Too often, facility owners and operators have residents and their loved ones sign arbitration agreements. This means their complaints will be rammed through a legal system in which, in many ways, the decks are against them. Their cases will be heard by mercenaries, arbitrators who often work themselves for large legal firms who have frequent dealings with nursing home operators, including if they are retained in the first place, which means that they can benefit from maintaining favorable relations with them.
Arbitrations do not take place in open, public courtrooms, but often in secure office buildings or closed corporate headquarters, sometimes those of the disputing parties. They do not always follow the rigorous evidentiary standards that courts must meet. The decisions of the arbitrators are binding and may require heavy legal charges to be challenged and overturned.
While alerting the public to scams involving nursing home debt collection, the CFPB highlighted some key points about the widespread importance of keeping these care facilities honest in our rapidly aging country, reporting:
“There are approximately 48 million family members and friends who care for adults with health or functional needs in the United States, and nearly one in six adults support the health and well- being of an elderly person due to illness or disability.”
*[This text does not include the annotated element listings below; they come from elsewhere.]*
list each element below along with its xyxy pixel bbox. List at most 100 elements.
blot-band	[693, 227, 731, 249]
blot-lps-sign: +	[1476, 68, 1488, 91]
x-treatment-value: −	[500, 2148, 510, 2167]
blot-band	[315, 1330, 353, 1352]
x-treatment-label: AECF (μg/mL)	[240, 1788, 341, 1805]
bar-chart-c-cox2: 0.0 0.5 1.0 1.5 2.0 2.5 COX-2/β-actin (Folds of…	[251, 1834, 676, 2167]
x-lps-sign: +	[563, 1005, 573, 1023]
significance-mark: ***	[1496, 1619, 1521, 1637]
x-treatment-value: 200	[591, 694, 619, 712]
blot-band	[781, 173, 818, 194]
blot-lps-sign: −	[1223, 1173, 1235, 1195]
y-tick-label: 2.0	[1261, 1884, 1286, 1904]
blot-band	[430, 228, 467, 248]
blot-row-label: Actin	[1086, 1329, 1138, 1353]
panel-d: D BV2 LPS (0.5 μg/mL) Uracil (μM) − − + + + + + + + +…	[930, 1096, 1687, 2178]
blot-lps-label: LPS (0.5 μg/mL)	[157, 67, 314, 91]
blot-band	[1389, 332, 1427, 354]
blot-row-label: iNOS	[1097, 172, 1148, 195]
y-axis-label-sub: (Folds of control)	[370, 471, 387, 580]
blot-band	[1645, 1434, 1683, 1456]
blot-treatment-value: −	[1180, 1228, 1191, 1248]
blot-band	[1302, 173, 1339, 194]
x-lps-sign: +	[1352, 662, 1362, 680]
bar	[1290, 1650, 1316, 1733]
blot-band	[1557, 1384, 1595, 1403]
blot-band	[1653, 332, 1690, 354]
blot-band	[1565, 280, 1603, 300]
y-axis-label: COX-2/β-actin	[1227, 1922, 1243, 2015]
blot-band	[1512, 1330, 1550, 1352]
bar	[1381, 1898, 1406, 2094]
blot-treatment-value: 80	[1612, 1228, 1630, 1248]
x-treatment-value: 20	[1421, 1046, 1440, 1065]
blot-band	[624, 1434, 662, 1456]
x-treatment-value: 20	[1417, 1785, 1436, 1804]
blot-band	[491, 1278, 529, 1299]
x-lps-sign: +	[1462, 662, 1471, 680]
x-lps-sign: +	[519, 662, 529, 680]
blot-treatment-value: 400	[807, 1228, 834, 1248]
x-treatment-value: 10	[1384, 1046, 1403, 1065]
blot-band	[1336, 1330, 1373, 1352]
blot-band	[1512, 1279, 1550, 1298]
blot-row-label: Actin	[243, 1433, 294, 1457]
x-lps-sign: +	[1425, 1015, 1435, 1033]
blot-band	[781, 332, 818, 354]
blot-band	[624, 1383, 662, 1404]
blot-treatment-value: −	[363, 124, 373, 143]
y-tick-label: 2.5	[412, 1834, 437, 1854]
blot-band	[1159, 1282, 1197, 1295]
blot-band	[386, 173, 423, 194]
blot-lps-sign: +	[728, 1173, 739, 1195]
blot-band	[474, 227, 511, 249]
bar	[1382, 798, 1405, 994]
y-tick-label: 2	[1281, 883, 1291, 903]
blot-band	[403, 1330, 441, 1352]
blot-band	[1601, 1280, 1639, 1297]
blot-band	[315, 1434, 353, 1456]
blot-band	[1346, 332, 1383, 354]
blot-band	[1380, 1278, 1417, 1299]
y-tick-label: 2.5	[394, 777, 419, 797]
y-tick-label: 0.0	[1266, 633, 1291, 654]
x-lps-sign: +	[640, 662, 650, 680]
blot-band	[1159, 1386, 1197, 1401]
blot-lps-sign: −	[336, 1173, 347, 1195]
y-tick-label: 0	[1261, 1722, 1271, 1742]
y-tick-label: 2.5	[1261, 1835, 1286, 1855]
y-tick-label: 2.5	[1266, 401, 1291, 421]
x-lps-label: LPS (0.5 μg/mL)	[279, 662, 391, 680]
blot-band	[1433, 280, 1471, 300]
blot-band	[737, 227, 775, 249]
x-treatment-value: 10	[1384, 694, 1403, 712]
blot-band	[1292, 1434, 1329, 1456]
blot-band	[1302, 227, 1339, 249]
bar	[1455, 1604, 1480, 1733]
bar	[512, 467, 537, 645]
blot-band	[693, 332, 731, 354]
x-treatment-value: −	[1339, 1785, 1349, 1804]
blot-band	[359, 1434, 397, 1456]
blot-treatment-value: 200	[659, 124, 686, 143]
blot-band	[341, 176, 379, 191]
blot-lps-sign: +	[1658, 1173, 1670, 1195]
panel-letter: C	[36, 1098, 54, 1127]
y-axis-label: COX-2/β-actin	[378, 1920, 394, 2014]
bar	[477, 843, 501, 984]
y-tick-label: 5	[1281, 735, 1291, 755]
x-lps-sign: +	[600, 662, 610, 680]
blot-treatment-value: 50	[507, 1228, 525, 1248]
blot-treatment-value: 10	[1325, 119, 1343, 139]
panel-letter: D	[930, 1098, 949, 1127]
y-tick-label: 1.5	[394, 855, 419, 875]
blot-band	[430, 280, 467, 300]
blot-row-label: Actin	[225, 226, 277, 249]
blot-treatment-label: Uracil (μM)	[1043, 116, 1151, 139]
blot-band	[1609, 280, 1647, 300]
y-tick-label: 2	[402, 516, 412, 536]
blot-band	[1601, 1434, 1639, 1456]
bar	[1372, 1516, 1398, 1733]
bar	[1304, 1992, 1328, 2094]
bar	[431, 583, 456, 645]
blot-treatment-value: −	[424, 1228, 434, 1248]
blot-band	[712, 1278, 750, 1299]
The agency also reported this:
“As demographic changes increase the demand for long-term care, costs are expected to rise. By 2060, almost a quarter of the US population (94.7 million people) will be at least 65 years old. After age 65, almost half of all adults will need long-term paid services and supports, such as home help, assisted living or nursing home care, and more than a quarter will receive care in retirement home. Nursing home residents stay for significant periods of time. The average nursing home stay among current nursing home residents is 1 year and 4 months, and more than half of current residents have stayed in the nursing home for at least 100 days. From the age of 65, it is estimated that 15% of elderly people spend more than two years in a retirement home. Also, life expectancy is expected to increase until 2060. With increasing life expectancy, older people are also expected to have age-related health care needs for longer periods of time.
Incidentally, the agency reported this about the peak load for this care (see CFPB table, above):
“Several factors contribute to the likelihood that older people who need nursing home care will go into debt. Nursing home care is expensive. In 2021, the annual median cost of a single room in a nursing home was $108,405. Between 2004 and 2020, this cost has increased by more than 60%, or 19% if adjusted for inflation. This price growth has consistently outpaced the growth in consumer prices and medical care. »
We have a lot of work to do to reform nursing homes and long-term care to ensure safety, accessibility, affordability and quality. We must also protect our legal system, so that those with serious and legitimate claims for harm and injury have appropriate access to courts that are not cluttered with dubious and venal claims.